Millennials' expectations of technology and customer service are high and very specific. Here’s an outline of the reasons for this, and the impact these high expectations have on higher education.
Image by Matthias Ripp, used under a CC BY-SA 2.0 licence.
What millennials expect from technology
Millennials cite technology as defining their generation, more than any other factor. They sleep with their mobiles and post status updates from the bathroom. With so much digital stimulus fighting for their attention, they’re discerning users of technology: their expectations for slick user experiences are the highest ever. Although they can often figure out how to use a poorly designed app or site, they probably won’t take the time to do so. They are experts in finding alternatives and they have no desire to put up with bad user experiences that get in the way of accomplishing tasks. They want technology to be efficient and to not waste their time. They want to re-enter data as little as possible. All of this makes free trials of products more important than ever: millennials want to see if there’s a fit before committing to a contract.
Millennials also expect technology to play a large role in the learning process.

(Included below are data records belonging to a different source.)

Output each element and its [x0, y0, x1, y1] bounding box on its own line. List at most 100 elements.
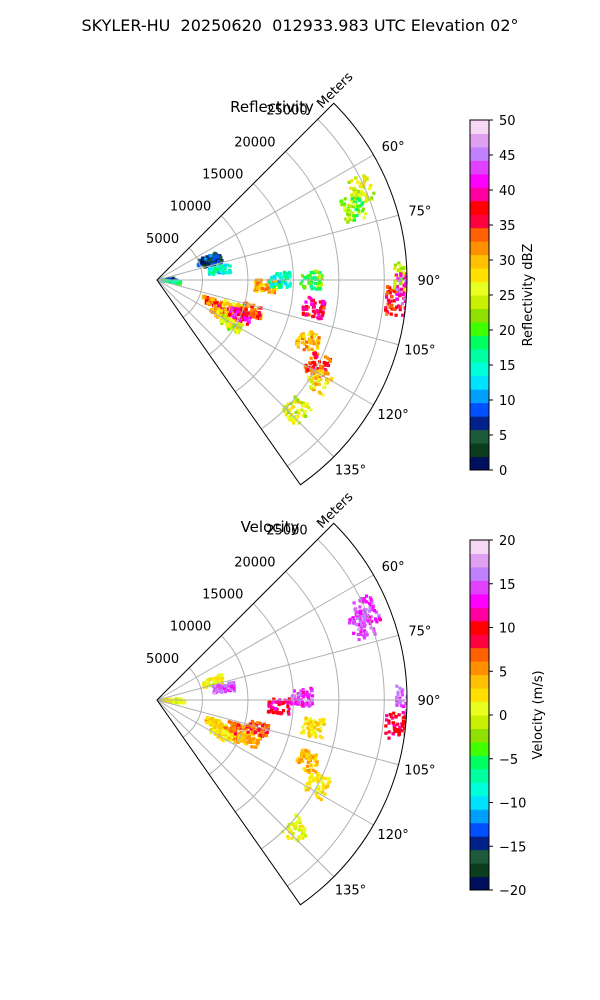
- radar-gate: [360, 209, 364, 213]
- radar-gate: [221, 267, 225, 271]
- radar-gate: [312, 385, 317, 390]
- colorbar-cell: [470, 214, 489, 229]
- radar-gate: [236, 312, 240, 316]
- radar-gate: [297, 411, 301, 415]
- radar-gate: [405, 280, 408, 284]
- radar-gate: [330, 376, 334, 380]
- radar-gate: [410, 284, 413, 287]
- radar-gate: [205, 298, 209, 302]
- radar-gate: [362, 629, 367, 633]
- radar-gate: [358, 184, 362, 189]
- radar-gate: [408, 285, 411, 288]
- radar-gate: [309, 285, 314, 289]
- radar-gate: [238, 327, 242, 331]
- radar-gate: [388, 304, 392, 308]
- radar-gate: [306, 345, 311, 349]
- radar-gate: [369, 626, 373, 630]
- radar-gate: [207, 270, 211, 274]
- radar-gate: [346, 212, 350, 216]
- radar-gate: [318, 287, 322, 291]
- radar-gate: [212, 257, 216, 262]
- radar-gate: [284, 413, 288, 417]
- radar-gate: [223, 735, 227, 740]
- azimuth-spoke: [156, 699, 399, 766]
- radar-gate: [286, 284, 290, 288]
- radar-gate: [304, 785, 308, 789]
- radar-gate: [317, 281, 321, 285]
- colorbar-cell: [470, 755, 489, 770]
- radar-gate: [359, 612, 363, 616]
- radar-gate: [346, 220, 350, 224]
- radar-gate: [227, 313, 232, 317]
- radar-gate: [309, 689, 314, 693]
- colorbar-cell: [470, 146, 489, 161]
- radar-gate: [314, 382, 318, 386]
- radar-gate: [285, 410, 289, 414]
- reflectivity-range-labels: 5000 10000 15000 20000 25000: [146, 103, 308, 247]
- radar-gate: [307, 757, 311, 762]
- radar-gate: [413, 287, 416, 290]
- cbar-tick: 15: [499, 359, 516, 374]
- radar-gate: [317, 382, 321, 386]
- radar-gate: [313, 301, 317, 305]
- radar-gate: [393, 266, 397, 271]
- radar-gate: [314, 269, 318, 273]
- reflectivity-colorbar-label: Reflectivity dBZ: [521, 244, 536, 347]
- range-label-25000: 25000: [266, 523, 307, 538]
- radar-gate: [234, 316, 238, 321]
- range-ring: [287, 538, 385, 887]
- radar-gate: [225, 320, 229, 325]
- radar-gate: [374, 610, 378, 614]
- radar-gate: [298, 836, 302, 840]
- range-ring: [260, 151, 340, 430]
- radar-gate: [370, 619, 374, 624]
- radar-gate: [324, 377, 328, 381]
- radar-gate: [238, 318, 242, 323]
- radar-gate: [397, 261, 401, 265]
- radar-gate: [390, 307, 394, 311]
- radar-gate: [177, 700, 181, 705]
- radar-gate: [288, 699, 293, 703]
- radar-gate: [414, 714, 417, 717]
- radar-gate: [302, 767, 306, 771]
- azimuth-label-60: 60°: [382, 560, 405, 575]
- velocity-colorbar-ticks: −20 −15 −10 −5 0 5 10 15 20: [499, 534, 526, 899]
- radar-gate: [325, 371, 329, 375]
- radar-gate: [399, 304, 403, 309]
- radar-gate: [307, 347, 311, 352]
- radar-gate: [273, 700, 277, 704]
- radar-gate: [321, 369, 325, 373]
- radar-gate: [395, 305, 399, 309]
- cbar-tick: 40: [499, 184, 516, 199]
- cbar-tick: 0: [499, 709, 507, 724]
- radar-gate: [303, 409, 307, 414]
- radar-gate: [267, 700, 271, 704]
- colorbar-cell: [470, 540, 489, 554]
- radar-gate: [223, 690, 228, 694]
- radar-gate: [351, 211, 355, 215]
- cbar-tick: −20: [499, 884, 526, 899]
- reflectivity-grid: [156, 118, 407, 467]
- radar-gate: [308, 337, 312, 341]
- radar-gate: [312, 388, 316, 392]
- radar-gate: [301, 759, 305, 763]
- radar-gate: [387, 719, 391, 723]
- radar-gate: [300, 751, 304, 756]
- radar-gate: [222, 313, 226, 317]
- radar-gate: [211, 297, 216, 302]
- radar-gate: [321, 782, 325, 787]
- radar-gate: [168, 279, 172, 283]
- radar-gate: [364, 192, 368, 196]
- radar-gate: [316, 788, 321, 792]
- radar-gate: [350, 179, 354, 183]
- radar-gate: [284, 699, 289, 703]
- radar-gate: [312, 275, 317, 280]
- radar-gate: [216, 718, 220, 723]
- radar-gate: [320, 736, 324, 740]
- radar-gate: [362, 617, 366, 621]
- radar-gate: [310, 302, 314, 306]
- radar-gate: [253, 730, 257, 735]
- radar-gate: [228, 310, 233, 315]
- radar-gate: [312, 361, 316, 365]
- radar-gate: [203, 294, 207, 299]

They expect teachers to speak the same digital language as them, and for teaching to incorporate multimedia resources and even aspects of entertainment. Many educators have responded to these trends by adopting a ‘flipped classroom’ approach, where the lecture part of a class is recorded on video for viewing before the session, and the actual class itself consists of individual or group exercises and study tasks. Gamification has also proved popular – this approach applies game-like elements to traditional teaching frameworks. These elements may include point scoring, competition with others, and rewards for certain landmarks; all of which can inspire motivation and interest in students.

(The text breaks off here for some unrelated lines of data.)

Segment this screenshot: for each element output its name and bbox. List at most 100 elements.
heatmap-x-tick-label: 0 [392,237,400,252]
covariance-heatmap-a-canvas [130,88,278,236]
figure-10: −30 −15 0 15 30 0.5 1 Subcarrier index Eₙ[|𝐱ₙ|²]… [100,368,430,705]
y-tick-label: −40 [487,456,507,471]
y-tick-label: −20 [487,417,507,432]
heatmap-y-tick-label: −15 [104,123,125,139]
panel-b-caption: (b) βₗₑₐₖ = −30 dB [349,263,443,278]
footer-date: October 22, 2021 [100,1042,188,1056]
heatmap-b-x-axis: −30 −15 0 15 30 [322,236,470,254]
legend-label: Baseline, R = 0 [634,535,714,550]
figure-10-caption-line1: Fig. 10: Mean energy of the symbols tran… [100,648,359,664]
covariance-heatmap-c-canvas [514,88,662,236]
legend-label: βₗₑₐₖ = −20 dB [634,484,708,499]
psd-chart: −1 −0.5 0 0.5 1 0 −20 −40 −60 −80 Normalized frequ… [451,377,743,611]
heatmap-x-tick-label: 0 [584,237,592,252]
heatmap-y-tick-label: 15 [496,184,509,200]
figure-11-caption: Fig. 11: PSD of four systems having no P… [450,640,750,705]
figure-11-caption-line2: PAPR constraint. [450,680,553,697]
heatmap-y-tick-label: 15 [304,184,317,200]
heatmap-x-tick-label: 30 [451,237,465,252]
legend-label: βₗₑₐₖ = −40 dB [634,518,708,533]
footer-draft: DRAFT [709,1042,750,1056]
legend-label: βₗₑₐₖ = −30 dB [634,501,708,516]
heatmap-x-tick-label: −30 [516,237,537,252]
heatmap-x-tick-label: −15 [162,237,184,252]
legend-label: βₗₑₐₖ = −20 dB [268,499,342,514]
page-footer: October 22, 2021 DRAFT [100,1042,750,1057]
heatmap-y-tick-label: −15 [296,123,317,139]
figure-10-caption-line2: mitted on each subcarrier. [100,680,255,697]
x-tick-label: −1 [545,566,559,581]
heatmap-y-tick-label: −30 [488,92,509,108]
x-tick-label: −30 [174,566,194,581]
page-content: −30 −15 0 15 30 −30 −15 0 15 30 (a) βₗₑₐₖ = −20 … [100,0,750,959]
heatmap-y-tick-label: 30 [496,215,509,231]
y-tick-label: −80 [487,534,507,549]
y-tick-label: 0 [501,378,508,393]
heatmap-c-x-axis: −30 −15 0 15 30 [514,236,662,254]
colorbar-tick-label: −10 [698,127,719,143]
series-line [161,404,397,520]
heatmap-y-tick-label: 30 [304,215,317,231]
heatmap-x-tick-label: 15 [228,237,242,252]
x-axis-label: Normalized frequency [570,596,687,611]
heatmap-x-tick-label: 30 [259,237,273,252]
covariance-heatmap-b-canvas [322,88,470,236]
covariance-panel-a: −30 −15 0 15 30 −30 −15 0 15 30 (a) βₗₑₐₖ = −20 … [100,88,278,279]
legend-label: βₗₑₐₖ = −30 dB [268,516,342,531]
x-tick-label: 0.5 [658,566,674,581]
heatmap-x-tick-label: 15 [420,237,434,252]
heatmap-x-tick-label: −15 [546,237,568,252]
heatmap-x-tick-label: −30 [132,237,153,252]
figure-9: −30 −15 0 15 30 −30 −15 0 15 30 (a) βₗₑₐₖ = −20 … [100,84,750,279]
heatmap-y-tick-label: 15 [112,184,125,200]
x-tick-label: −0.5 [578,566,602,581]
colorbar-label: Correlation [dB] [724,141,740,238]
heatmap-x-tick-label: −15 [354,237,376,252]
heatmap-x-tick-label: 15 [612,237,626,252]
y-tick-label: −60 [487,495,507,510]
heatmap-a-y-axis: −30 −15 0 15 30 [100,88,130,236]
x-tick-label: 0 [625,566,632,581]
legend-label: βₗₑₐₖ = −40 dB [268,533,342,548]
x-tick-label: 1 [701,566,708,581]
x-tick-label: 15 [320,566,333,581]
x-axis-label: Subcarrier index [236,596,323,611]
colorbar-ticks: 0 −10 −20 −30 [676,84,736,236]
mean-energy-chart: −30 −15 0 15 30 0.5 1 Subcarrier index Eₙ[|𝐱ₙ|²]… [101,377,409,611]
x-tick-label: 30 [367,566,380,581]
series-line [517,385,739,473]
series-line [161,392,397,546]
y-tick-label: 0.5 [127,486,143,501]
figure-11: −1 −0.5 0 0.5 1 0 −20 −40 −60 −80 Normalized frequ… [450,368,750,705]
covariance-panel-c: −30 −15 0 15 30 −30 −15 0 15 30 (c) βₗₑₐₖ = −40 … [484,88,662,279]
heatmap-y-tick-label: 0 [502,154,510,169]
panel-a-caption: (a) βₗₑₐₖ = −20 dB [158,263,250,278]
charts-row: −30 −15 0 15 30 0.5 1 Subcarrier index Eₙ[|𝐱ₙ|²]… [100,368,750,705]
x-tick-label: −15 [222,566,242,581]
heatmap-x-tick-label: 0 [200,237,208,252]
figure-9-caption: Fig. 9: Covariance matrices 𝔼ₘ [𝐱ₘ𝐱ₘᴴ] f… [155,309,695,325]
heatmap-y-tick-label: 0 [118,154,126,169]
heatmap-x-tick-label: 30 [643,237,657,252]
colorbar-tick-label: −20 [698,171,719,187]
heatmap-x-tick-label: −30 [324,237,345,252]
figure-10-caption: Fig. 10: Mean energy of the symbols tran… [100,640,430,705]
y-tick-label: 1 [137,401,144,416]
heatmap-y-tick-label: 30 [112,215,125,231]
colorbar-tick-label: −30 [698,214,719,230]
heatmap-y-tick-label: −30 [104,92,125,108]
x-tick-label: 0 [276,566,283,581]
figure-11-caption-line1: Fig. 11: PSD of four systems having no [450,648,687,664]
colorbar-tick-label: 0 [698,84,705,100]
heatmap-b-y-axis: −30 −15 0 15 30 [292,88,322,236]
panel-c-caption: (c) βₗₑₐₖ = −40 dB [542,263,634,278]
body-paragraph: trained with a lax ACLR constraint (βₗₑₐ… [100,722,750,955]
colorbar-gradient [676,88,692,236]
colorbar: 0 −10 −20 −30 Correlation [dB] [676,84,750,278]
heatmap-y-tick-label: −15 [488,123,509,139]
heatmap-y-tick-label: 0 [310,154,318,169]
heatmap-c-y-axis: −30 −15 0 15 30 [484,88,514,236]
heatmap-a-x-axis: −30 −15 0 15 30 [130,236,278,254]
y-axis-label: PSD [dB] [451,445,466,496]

Image by Francisco Osorio, used under a CC BY-SA 2.0 licence.
What millennials expect from customer service
As Nielsen puts it, ‘millennials are changing the structure of business strategies and customer care through their dual love of technology and driving desire for personal interchanges.’ Millennials take to social media to celebrate or lambast brands and technologies, meaning they will be companies’ greatest advocates or harshest critics in real-time.

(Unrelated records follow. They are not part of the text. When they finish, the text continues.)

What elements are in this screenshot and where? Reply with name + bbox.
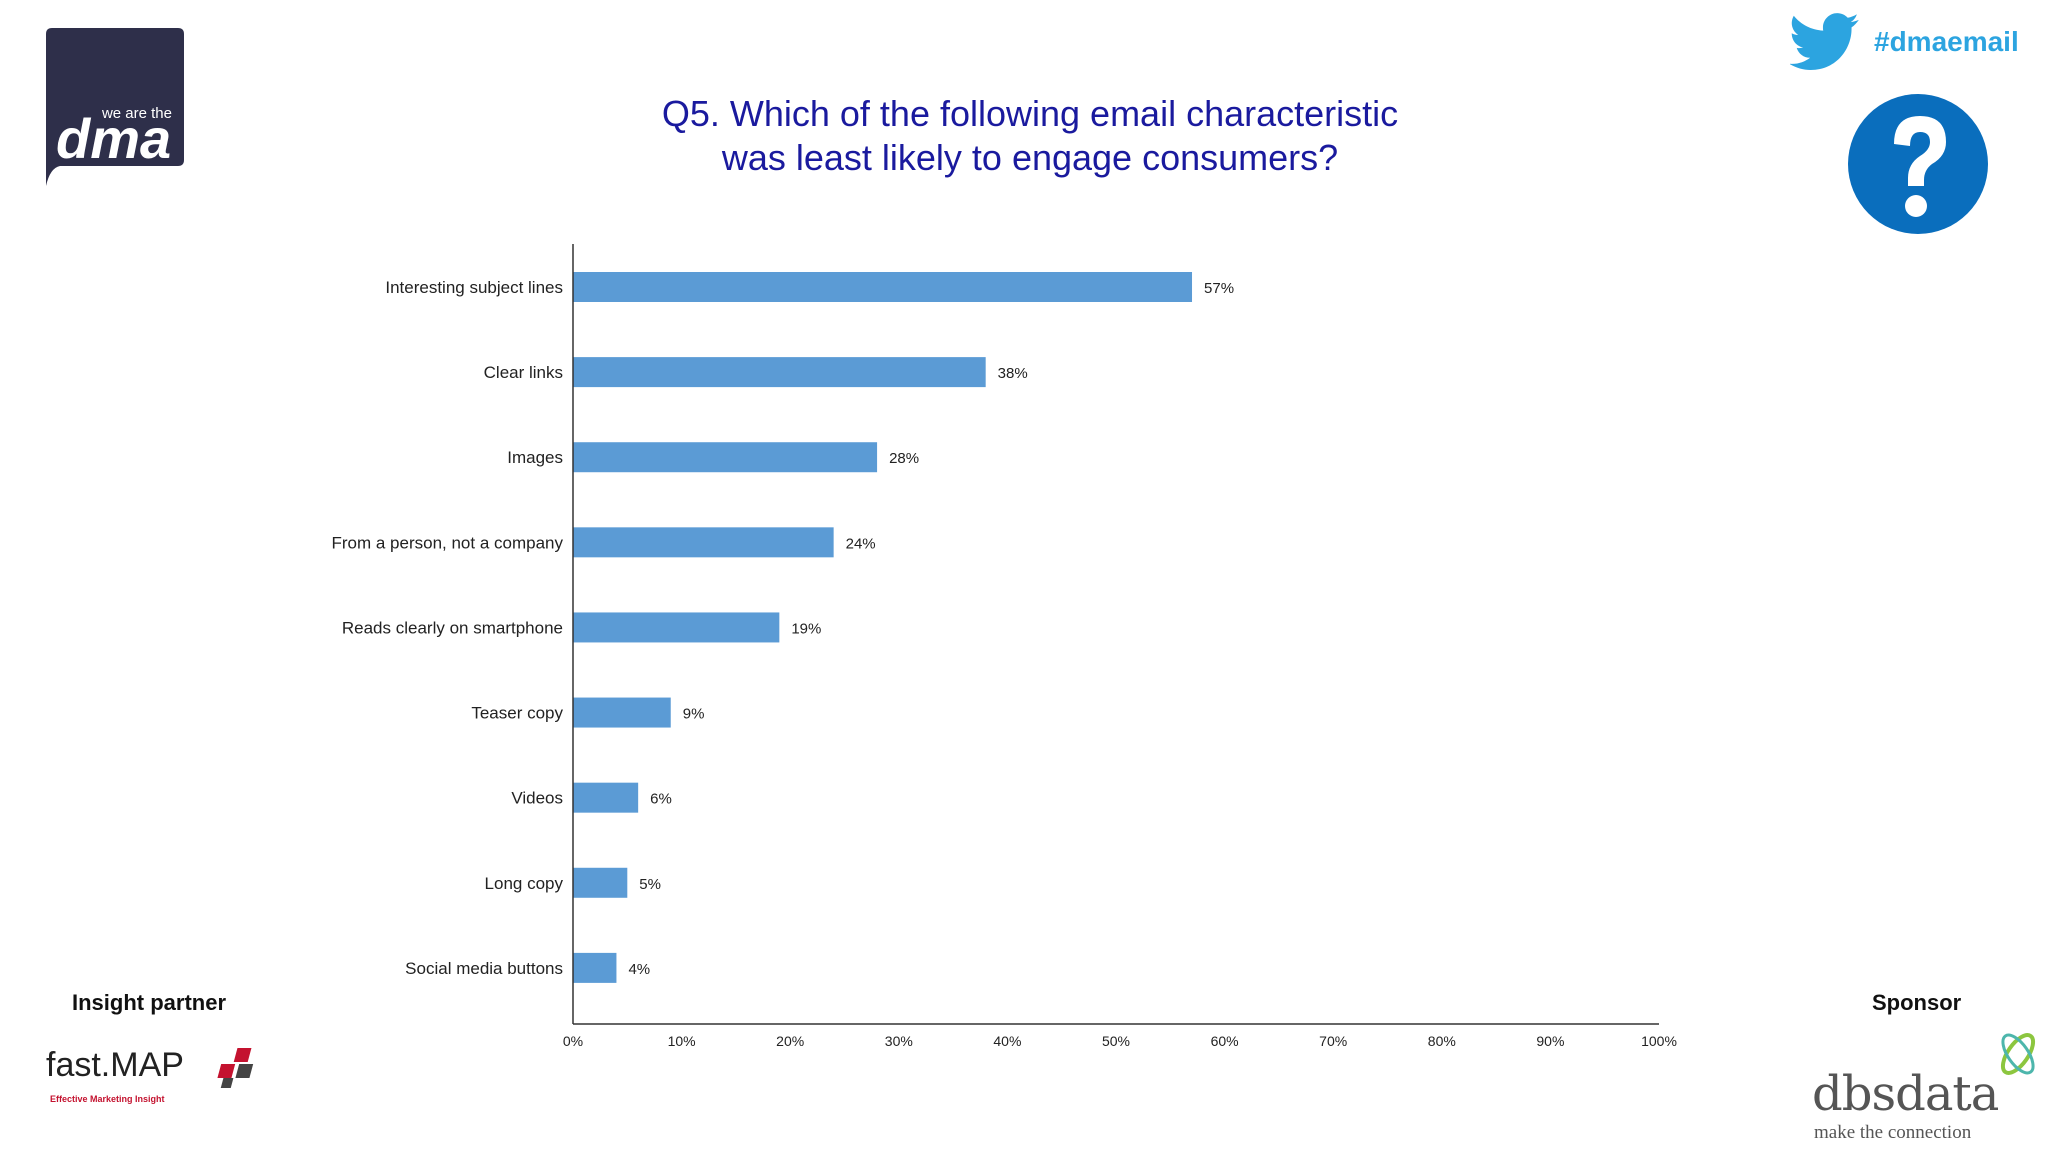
- bars-group: [573, 272, 1193, 983]
- category-label-3: From a person, not a company: [331, 533, 563, 552]
- value-label-3: 24%: [846, 535, 876, 552]
- value-label-8: 4%: [628, 961, 650, 978]
- bar-8: [573, 952, 617, 983]
- category-labels-group: Interesting subject lines Clear links Imag…: [331, 278, 563, 978]
- x-tick-label-2: 20%: [776, 1033, 804, 1049]
- x-tick-label-4: 40%: [993, 1033, 1021, 1049]
- dbsdata-name: dbsdata: [1812, 1066, 1999, 1122]
- dma-logo: we are the dma: [46, 28, 184, 186]
- x-tick-label-8: 80%: [1428, 1033, 1456, 1049]
- x-tick-label-10: 100%: [1641, 1033, 1677, 1049]
- x-tick-label-3: 30%: [885, 1033, 913, 1049]
- category-label-5: Teaser copy: [471, 704, 563, 723]
- bar-1: [573, 357, 986, 388]
- dma-logo-small-text: we are the: [101, 105, 172, 122]
- x-tick-label-1: 10%: [668, 1033, 696, 1049]
- dbsdata-swirl-icon: [2000, 1033, 2036, 1075]
- x-ticks-group: 0% 10% 20% 30% 40% 50% 60% 70% 80% 90% 100%: [563, 1033, 1677, 1049]
- value-label-4: 19%: [791, 620, 821, 637]
- bar-5: [573, 697, 671, 728]
- value-label-5: 9%: [683, 706, 705, 723]
- fastmap-logo-text: fast.MAP: [46, 1046, 184, 1084]
- bar-2: [573, 442, 878, 473]
- category-label-0: Interesting subject lines: [385, 278, 563, 297]
- category-label-6: Videos: [511, 789, 563, 808]
- x-tick-label-0: 0%: [563, 1033, 583, 1049]
- value-label-6: 6%: [650, 791, 672, 808]
- bar-4: [573, 612, 780, 643]
- bar-6: [573, 782, 639, 813]
- hashtag-text: #dmaemail: [1874, 26, 2019, 57]
- value-label-7: 5%: [639, 876, 661, 893]
- category-label-1: Clear links: [484, 363, 563, 382]
- category-label-2: Images: [507, 448, 563, 467]
- value-label-0: 57%: [1204, 280, 1234, 297]
- x-tick-label-9: 90%: [1536, 1033, 1564, 1049]
- sponsor-label: Sponsor: [1872, 990, 1962, 1015]
- x-tick-label-7: 70%: [1319, 1033, 1347, 1049]
- value-label-1: 38%: [998, 365, 1028, 382]
- x-tick-label-5: 50%: [1102, 1033, 1130, 1049]
- bar-3: [573, 527, 834, 558]
- category-label-4: Reads clearly on smartphone: [342, 618, 563, 637]
- category-label-8: Social media buttons: [405, 959, 563, 978]
- fastmap-logo: fast.MAP Effective Marketing Insight: [46, 1046, 266, 1116]
- fastmap-mark-icon: [217, 1048, 254, 1088]
- page-title: Q5. Which of the following email charact…: [560, 92, 1500, 180]
- twitter-bird-icon: [1790, 13, 1859, 70]
- dbsdata-logo: dbsdata make the connection: [1808, 1024, 2048, 1144]
- value-labels-group: 57% 38% 28% 24% 19% 9% 6% 5% 4%: [628, 280, 1234, 978]
- category-label-7: Long copy: [485, 874, 564, 893]
- title-line-2: was least likely to engage consumers?: [721, 137, 1339, 178]
- value-label-2: 28%: [889, 450, 919, 467]
- bar-0: [573, 272, 1193, 302]
- dbsdata-tagline: make the connection: [1814, 1122, 1972, 1143]
- question-mark-icon: [1848, 94, 1988, 234]
- x-tick-label-6: 60%: [1211, 1033, 1239, 1049]
- bar-7: [573, 867, 628, 898]
- hashtag-block: #dmaemail: [1790, 12, 2030, 82]
- fastmap-tagline: Effective Marketing Insight: [50, 1094, 165, 1104]
- insight-partner-label: Insight partner: [72, 990, 227, 1015]
- title-line-1: Q5. Which of the following email charact…: [661, 93, 1399, 134]
- dma-logo-big-text: dma: [56, 107, 171, 170]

According to The Aspect Consumer Experience Index, over the past year, millennials have moved away from at least one company because of bad customer service. For all interactive technologies, from smartphones to websites to mobile apps to SaaS apps, it’s imperative to provide the most usable, self-guided, hiccup-free, efficient user experiences in history. Millennials also want to stay in control and work out how to fix problems themselves wherever possible, and expect a company's website to include self-service tools.
When it comes to higher education, millennials increasingly see themselves as customers, and more emphasis is being put on the ‘experience’ of attending university, rather than the education. They feel entitled to a level of service beyond that which universities have traditionally offered – due in part to increasingly high tuition fees. Millennials want to actively shape university policy and course content. They want to interact with universities by email and social media, and expect prompt replies to their queries. As a result, universities are releasing their own apps to provide students digital access to information like timetables and news bulletins. Institutions are increasingly investing in student centres with staff dedicated to providing these services, and spending more on survey administration, eager to gauge the opinion of existing students and alumni to better understand their market.
More than any generation before them, millennials want technology to be intuitive, easy to use and well-designed. They want customer service to be prompt, personalised and as tailored towards self-service as possible. And this increasingly extends to higher education.